Ezra Greenspan is a literary and cultural historian who studies the history of print culture in its various manifestations in the United States. He is interested, in particular, in the central activities (such as writing, reading, printing, and publishing) and institutions (such as libraries, bookstores, and schools) of American print culture. His central figure has long been Walt Whitman, but he also has an active scholarly interest in the culture of letters of nineteenth-century African Americans. He is currently working on a comprehensive literary biography of the most important and versatile nineteenth-century African American writer, William Wells Brown. As an undergraduate and graduate teacher, he offers a variety of courses on the canonized and minority literary cultures of the United States.  He is the co-editor of the journal Book History.

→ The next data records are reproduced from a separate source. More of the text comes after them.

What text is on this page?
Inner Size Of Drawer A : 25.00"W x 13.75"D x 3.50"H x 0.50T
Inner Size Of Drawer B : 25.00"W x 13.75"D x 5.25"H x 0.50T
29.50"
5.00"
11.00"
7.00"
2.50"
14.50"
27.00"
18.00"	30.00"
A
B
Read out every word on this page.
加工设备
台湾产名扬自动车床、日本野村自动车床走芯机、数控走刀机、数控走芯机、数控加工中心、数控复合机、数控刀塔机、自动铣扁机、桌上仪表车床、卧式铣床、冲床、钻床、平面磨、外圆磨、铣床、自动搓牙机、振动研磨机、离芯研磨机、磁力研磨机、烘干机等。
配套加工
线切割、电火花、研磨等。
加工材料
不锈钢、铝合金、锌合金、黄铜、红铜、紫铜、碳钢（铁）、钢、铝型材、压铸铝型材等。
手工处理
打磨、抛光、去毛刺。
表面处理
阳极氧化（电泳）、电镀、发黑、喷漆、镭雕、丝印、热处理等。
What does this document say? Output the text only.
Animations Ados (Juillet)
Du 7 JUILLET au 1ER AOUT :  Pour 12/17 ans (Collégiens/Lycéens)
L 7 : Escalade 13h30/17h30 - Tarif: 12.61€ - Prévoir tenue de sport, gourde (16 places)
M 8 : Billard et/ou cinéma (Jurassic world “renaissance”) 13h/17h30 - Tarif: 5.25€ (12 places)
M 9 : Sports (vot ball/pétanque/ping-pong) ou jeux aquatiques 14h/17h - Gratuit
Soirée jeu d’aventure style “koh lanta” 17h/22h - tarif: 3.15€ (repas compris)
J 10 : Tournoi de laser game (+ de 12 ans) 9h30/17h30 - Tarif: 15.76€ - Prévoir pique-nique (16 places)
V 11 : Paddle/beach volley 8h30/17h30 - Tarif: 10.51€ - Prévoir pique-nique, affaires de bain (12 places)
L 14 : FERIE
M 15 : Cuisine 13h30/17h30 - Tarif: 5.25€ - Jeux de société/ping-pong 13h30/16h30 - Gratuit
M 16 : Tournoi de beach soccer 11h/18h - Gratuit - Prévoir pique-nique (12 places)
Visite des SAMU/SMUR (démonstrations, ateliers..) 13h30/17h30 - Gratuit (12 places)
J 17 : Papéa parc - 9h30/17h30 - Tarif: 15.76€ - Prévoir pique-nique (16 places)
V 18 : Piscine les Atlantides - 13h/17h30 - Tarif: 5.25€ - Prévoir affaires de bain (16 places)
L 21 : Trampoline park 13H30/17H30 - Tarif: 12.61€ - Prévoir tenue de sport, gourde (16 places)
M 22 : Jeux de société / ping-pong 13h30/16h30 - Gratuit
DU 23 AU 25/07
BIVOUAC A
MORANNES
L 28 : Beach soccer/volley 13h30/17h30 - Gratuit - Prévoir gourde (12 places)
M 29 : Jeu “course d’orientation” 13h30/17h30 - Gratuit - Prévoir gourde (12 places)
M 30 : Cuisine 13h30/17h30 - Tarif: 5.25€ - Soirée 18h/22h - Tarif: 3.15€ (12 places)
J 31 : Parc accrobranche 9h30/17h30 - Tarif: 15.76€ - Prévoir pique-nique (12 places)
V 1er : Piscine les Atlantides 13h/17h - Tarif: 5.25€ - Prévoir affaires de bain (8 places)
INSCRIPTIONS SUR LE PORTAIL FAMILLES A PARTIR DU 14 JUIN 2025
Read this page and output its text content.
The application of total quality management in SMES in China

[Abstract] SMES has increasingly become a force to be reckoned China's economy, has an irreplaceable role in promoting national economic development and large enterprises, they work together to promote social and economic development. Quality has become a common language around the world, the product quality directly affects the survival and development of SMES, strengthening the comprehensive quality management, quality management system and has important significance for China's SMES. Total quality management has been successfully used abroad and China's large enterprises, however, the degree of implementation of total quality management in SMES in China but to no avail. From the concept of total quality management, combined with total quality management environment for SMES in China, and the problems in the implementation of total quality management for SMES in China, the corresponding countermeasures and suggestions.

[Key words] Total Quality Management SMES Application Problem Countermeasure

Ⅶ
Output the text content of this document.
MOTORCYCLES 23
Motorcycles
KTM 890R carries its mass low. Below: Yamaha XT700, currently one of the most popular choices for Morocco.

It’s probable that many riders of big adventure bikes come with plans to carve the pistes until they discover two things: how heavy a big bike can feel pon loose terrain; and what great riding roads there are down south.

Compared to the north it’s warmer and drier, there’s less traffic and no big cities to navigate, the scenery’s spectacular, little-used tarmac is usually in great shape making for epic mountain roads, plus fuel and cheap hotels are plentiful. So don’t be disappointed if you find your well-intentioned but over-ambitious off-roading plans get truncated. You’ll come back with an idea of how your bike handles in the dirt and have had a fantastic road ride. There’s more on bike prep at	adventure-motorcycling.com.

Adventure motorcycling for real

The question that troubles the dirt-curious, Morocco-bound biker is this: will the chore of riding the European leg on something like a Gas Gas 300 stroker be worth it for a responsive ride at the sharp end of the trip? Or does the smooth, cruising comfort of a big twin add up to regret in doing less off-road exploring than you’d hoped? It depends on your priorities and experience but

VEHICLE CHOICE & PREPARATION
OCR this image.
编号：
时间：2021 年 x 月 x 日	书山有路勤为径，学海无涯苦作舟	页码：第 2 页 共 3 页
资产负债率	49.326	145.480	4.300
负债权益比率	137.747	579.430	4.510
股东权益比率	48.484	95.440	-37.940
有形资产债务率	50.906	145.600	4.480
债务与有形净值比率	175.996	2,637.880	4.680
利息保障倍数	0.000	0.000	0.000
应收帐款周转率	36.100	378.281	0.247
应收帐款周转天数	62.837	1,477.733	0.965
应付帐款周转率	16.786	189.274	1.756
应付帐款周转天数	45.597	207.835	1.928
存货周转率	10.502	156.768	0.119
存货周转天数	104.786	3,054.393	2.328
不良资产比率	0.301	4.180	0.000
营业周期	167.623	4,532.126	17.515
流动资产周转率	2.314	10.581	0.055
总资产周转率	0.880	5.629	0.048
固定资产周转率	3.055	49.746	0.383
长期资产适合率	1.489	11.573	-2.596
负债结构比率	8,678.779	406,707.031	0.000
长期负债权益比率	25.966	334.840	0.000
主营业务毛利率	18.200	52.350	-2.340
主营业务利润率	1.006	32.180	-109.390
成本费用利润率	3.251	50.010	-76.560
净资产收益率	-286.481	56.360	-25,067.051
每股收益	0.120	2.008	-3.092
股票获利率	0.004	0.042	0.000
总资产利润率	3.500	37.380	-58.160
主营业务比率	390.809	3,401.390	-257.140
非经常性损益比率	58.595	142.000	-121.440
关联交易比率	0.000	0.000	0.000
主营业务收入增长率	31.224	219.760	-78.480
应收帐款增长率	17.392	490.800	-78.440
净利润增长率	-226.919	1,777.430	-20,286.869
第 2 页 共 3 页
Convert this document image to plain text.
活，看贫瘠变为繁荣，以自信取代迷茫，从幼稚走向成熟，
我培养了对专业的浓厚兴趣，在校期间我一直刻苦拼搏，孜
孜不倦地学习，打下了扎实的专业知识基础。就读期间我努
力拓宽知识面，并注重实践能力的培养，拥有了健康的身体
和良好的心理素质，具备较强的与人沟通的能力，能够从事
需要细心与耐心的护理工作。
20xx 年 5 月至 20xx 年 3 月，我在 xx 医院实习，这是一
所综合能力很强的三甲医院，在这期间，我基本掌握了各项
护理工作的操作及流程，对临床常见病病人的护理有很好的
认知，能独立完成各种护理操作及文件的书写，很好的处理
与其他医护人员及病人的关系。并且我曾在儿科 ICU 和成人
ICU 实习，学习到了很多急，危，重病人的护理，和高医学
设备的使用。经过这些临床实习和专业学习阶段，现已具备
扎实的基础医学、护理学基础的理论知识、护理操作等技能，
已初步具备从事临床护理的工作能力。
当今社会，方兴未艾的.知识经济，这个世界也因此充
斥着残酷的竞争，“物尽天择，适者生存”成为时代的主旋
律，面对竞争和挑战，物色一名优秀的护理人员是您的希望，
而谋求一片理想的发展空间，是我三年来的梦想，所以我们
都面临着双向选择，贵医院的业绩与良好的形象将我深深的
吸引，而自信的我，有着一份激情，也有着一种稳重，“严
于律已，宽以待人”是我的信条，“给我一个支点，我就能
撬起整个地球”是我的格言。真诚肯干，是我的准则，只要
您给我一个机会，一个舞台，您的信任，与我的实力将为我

[pic]Dr. Jerome Loving, Distinguished Professor of English at Texas A&M University has published numerous books on Walt Whitman as well as diverse literary topics: The Last Titan: A Life of Theodore Dreiser. University of California Press, 2005, Walt Whitman: The Song of Himself. University of California Press, 2000 (paperback edition), Walt Whitman: The Song of Himself. University of California Press, 1999, Ed. with intro., Frank Norris's McTeague. Oxford University Press, 1995, Lost in the Customhouse: Authorship in the American Renaissance. University of Iowa Press, 1993, Ed. with intro., Walt Whitman's Leaves of Grass. Oxford University Press, 1990, Emily Dickinson: The Poet on the Second Story. Cambridge University Press, 1986, Emerson, Whitman, and the American Muse. University of North Carolina Press, 1982, Walt Whitman's Champion: William Douglas O'Connor. Texas A&M University Press, 1978, Ed. with intro., Civil War Letters of George Washington Whitman. Duke University Press, 1975.

Dr. Loving has published hundreds of reviews and articles and is the recipient of an extraordinary number of awards and honors.

[pic]Dr. Randall Watson is the author of Las Delaciones del Sueño, published by the Universidad Veracruzana in Xalapa, Mexico, and The Sleep Accusations, recipient of the 2004 Blue Lynx Prize in Poetry at Eastern Washington University Press. Petals, published under the pseudonym Ellis Reece, was the winner of the 2006-07 Quarterly West Novella Competition, and is currently available in the Fall/Winter 2007-2008 issue. He recently edited the Weight of Addition: A Texas Poetry Anthology published by Mutibulis Press. Watson has taught poetry workshops at several institutions, including: The University of Houston, Houston Community College, and Inprint, Inc.